De tu mano


Tal vez porque aprendí a conjugar tu nombre

- tú, verbo-

es que te quiero obstinadamente y sin subjuntivos

con adjetivos terrestres y amor trasmundanal.


Te quiero,

por el abrazo que viste de arrojo mis temores,

porque aprendí de ti el abecedario completo que encierra esa palabra

‘p-a-d-r-e’

con cada una de sus sílabas, y con las que le faltan para ‘serte’.


Te quiero,

porque el árbol sin raíz no se mantiene erguido,

porque el mar no sería azul si no aspirara al cielo,

y tú eres mi raíz y eres mi cielo.


Te quiero,

y tiene una simpleza tal esa palabra

que casi siempre olvido lo duro que es ser tú.

-Me conoces, me cuesta decir: ‘lo siento’-


Te quiero

como quiere el río al agua que le enseña a ser océano.

5 Estrellas iluminaron mi claro:

SILVIA. N.N. dijo...

"p-a-d-r-e" ser padre no es fácil,
ser hijo tampoco, dice un anuncio de televisión, pero decir te quiero a diario desde el corazón
es fácil, podemos, decir todas estas cosas antes de que el tiempo nos robe las palabras

Óscar dijo...

"porque el mar no sería azul si no aspirara al cielo"

Me ha encantado este verso. También el final: "como quiere el río al agua que le enseña a ser océano". Las metáforas marinas te han quedado francamente bien para ilustrar ese amor paternofilial. La segunda estrofa, con el abecedario y las sílabas, te quedó ingenioso, amén de emotivo. Lo de "conjugar tu nombre" me suena muy familiar.

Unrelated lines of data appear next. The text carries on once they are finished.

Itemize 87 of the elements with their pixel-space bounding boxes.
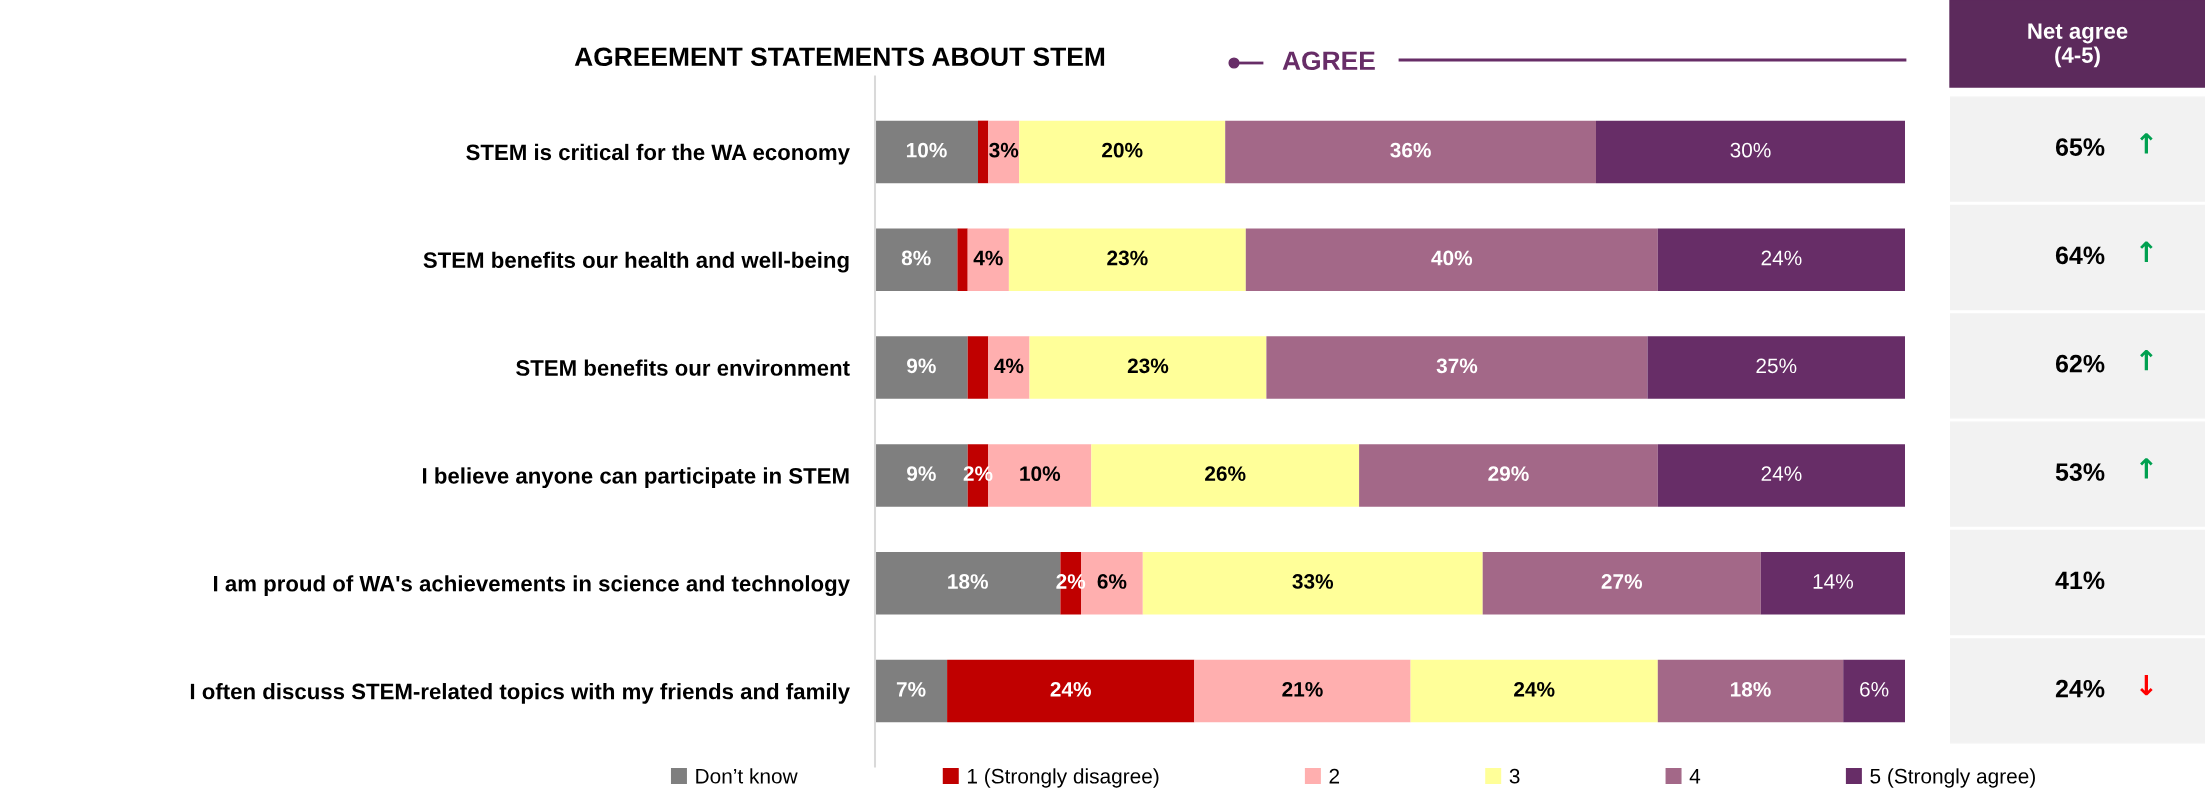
y-tick-label: I believe anyone can participate in STEM	[422, 467, 849, 489]
text: ↑	[2140, 458, 2153, 479]
bar	[875, 228, 958, 292]
bar	[1843, 659, 1905, 723]
data-label: 3%	[989, 142, 1019, 158]
bar	[1482, 551, 1761, 615]
text: Net agree (4-5)	[2028, 23, 2128, 68]
data-label: 24%	[1514, 681, 1555, 697]
data-label: 30%	[1730, 142, 1771, 158]
legend-label: 1 (Strongly disagree)	[967, 768, 1159, 788]
bar	[947, 659, 1195, 723]
y-tick-label: I am proud of WA's achievements in science and technology	[214, 575, 850, 597]
data-label: 24%	[1761, 250, 1802, 266]
text: 41%	[2055, 571, 2105, 590]
bar	[1266, 336, 1648, 399]
legend-label: 2	[1329, 768, 1340, 784]
bar	[1647, 336, 1905, 399]
data-label: 36%	[1390, 142, 1431, 158]
data-label: 40%	[1431, 250, 1473, 266]
data-label: 24%	[1761, 466, 1802, 481]
bar	[1008, 228, 1246, 292]
data-label: 27%	[1601, 574, 1643, 589]
data-label: 23%	[1107, 250, 1148, 266]
legend-label: Don’t know	[696, 768, 798, 784]
data-label: 4%	[994, 358, 1024, 374]
data-label: 10%	[906, 142, 947, 158]
data-label: 25%	[1756, 358, 1797, 374]
bar	[1657, 659, 1844, 723]
legend-label: 5 (Strongly agree)	[1870, 768, 2035, 788]
data-label: 37%	[1436, 358, 1478, 374]
text: 62%	[2055, 354, 2105, 373]
bar	[1657, 228, 1905, 292]
text: AGREE	[1282, 51, 1375, 71]
data-label: 26%	[1205, 466, 1246, 482]
bar	[1760, 551, 1905, 615]
text: ↑	[2140, 241, 2153, 262]
legend-label: 3	[1509, 768, 1520, 784]
bar	[875, 120, 978, 184]
data-label: 24%	[1050, 681, 1091, 697]
bar	[1359, 444, 1658, 507]
bar	[1225, 120, 1596, 184]
bar	[1596, 120, 1905, 184]
bar	[1019, 120, 1226, 184]
data-label: 29%	[1488, 466, 1529, 482]
bar	[1410, 659, 1658, 723]
y-tick-label: STEM benefits our environment	[516, 359, 850, 376]
y-tick-label: I often discuss STEM-related topics with my friends and family	[190, 683, 850, 704]
bar	[1194, 659, 1411, 723]
data-label: 6%	[1860, 681, 1889, 697]
bar	[1091, 444, 1360, 507]
y-tick-label: STEM is critical for the WA economy	[466, 143, 850, 165]
y-tick-label: STEM benefits our health and well-being	[423, 251, 849, 273]
bar	[1142, 551, 1483, 615]
data-label: 23%	[1127, 358, 1169, 374]
text: ↓	[2140, 675, 2153, 696]
data-label: 20%	[1102, 142, 1143, 158]
data-label: 7%	[896, 681, 926, 697]
bar	[1245, 228, 1658, 292]
bar	[988, 336, 1030, 399]
text: ↑	[2140, 349, 2153, 371]
bar	[957, 228, 968, 292]
bar	[875, 336, 968, 399]
data-label: 9%	[907, 466, 936, 482]
bar	[978, 120, 989, 184]
bar	[1657, 444, 1905, 507]
data-label: 10%	[1020, 466, 1061, 482]
bar	[967, 228, 1009, 292]
legend-label: 4	[1689, 769, 1701, 784]
bar	[1029, 336, 1267, 399]
data-label: 8%	[901, 250, 931, 266]
data-label: 18%	[1730, 681, 1771, 697]
bar	[988, 120, 1020, 184]
data-label: 33%	[1292, 574, 1334, 589]
data-label: 18%	[948, 574, 988, 589]
text: 65%	[2055, 138, 2105, 156]
data-label: 9%	[907, 358, 936, 374]
data-label: 21%	[1282, 681, 1323, 697]
data-label: 4%	[973, 250, 1003, 266]
data-label: 6%	[1097, 574, 1127, 589]
chart-title: AGREEMENT STATEMENTS ABOUT STEM	[574, 47, 1105, 67]
bar	[967, 336, 989, 399]
bar	[875, 659, 948, 723]
text: 64%	[2055, 246, 2105, 265]
text: 24%	[2055, 679, 2105, 698]
data-label: 14%	[1813, 574, 1854, 589]
text: ↑	[2140, 133, 2153, 154]
text: 53%	[2055, 463, 2105, 481]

Sonrío.

Un abrazo, Marisol.

Isabel dijo...

Te quiero
como quiere el río al agua que le enseña a ser océano.

con cada una de sus sílabas, y con las que le faltan para ‘serte’


Es hermoso Marisol, aunque la estrofa que más me ha gustado es la tercera, también me han encantado las que te he citado.


LLena tanto cuando tu hijo-a, te dice te quiero, que imagino a tu papá comiéndote a besos, es hermoso muy hermoso decir te quiero sintiéndolo.

Un beso enorme

Liz Flores dijo...

Este es el poema más bello que he leído dedicado a un padre Marisol, lo digo con el corazón en la mano, yo amo a mi papá por sobre todas las cosas y reflejo mi sentir en tus hermosas letras.

"tú eres mi raíz y eres mi cielo."
Precioso, nuestros padres son esa raíz que nos sujeta a la vida, sin ellos no seríamos lo que somos ahora y son el cielo también, que nos cobija bajo su amparo celestial.

Me han emocionado tus versos.

"Te quiero
como quiere el río al agua que le enseña a ser océano." ¡Qué belleza!

La imagen que me viene al leer tu maravilloso poema, es el de una hija rodeando por el cuello a su padre y besando con ternura su cabecita blanca.

Besos querida Marisol y mis lágrimas que hacen homenaje a tu poesía.

Marisol dijo...

Tienes razón Silvia, ser padre es difícil, aunque los hijos se la llevan un poco más fácil, a los padres nadie les enseña a ser padres, a los hijos nos enseñan los padres.
Liz, ya te echaba de menos, me alegra mucho que hayas vuelto. A cerca de la raíz y el cielo tienes razón, además porque la raíz nos sostiene en la tierra, y el cielo nos hace soñar y volar.
Isabel y Óscar, gracias por acompañarme siempre, y por ser tan humildes y generosos.
Abrazos y besos a todos, gracias por pasar.